Two broad camps have emerged among consumers as prices and bills have soared over the winter, although everyone's financial situation is different.

Banks say that millions of people had built up a savings buffer during Covid lockdowns and have kept their jobs, which had helped to accommodate the rising cost of living. They have also cut back on various elements of spending to help their situation.

The second group do not have that luxury and, although they may be working, could have already been in financial difficulty.

Mr Regnier, from Santander, said that he had not seen a big increase in the number of customers that are falling behind on the debts nor a big increase in the amount that people are borrowing.

For instance with mortgage payments, there are still fewer customers in arrears than there were before the pandemic.

Around 60 customers a month are referred to PayPlan, the free debt advice group funded by all the banks and the credit industry.

Among those who has received help is Zack Wilson, from Sheffield.

After losing his partner to cancer, he found his money problems spiralled. He lost freelance work, had to move house and had unexpected bills to pay.

Soaring energy and food bills were the final straw, leading to what he describes as a "sheer fear of thinking, what will happen? I've not got enough money to last".

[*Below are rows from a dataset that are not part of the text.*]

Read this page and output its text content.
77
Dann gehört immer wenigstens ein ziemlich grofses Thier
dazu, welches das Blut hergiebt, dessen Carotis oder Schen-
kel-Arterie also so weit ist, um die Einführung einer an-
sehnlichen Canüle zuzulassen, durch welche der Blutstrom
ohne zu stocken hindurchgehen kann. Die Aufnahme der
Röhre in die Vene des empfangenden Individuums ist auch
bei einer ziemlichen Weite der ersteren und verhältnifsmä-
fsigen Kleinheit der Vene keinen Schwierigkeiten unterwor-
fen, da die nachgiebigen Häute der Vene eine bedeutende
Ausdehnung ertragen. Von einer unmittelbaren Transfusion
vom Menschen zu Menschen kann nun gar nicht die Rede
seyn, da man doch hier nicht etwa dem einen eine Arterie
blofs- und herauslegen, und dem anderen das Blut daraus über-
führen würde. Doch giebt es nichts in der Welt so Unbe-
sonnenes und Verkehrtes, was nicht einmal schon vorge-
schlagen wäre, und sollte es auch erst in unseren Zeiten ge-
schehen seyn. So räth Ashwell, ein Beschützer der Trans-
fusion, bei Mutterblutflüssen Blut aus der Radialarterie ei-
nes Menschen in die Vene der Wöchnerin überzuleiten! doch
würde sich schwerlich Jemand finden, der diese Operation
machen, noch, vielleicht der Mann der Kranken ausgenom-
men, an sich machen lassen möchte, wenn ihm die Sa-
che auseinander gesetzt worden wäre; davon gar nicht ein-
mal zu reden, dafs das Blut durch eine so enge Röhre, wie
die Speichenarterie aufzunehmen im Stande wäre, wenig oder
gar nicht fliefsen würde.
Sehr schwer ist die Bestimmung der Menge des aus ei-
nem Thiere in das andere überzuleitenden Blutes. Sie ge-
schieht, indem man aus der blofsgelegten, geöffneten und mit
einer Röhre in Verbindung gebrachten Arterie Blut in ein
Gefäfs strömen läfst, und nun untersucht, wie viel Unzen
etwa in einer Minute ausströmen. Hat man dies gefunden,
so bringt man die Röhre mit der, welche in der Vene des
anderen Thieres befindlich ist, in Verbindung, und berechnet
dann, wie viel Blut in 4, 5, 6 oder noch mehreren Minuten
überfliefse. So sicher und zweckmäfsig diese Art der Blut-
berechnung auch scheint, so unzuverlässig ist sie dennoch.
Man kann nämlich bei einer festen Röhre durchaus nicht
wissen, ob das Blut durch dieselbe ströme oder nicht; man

"I didn't realise how precarious life could be," he said.

Last year he went through an Individual Voluntary Arrangement (IVA), a form of insolvency proceedings, He found that being able to communicate online and on WhatsApp with advisers made a huge difference.

"I'm not the kind of person who finds it easy to ask for help but I'd urge anyone to do it, don't shy away from it - bite the bullet," he said.

He is now a union rep alongside working at Sheffield City Council. He is still struggling with the money he has to live on but he can see light at the end of the tunnel.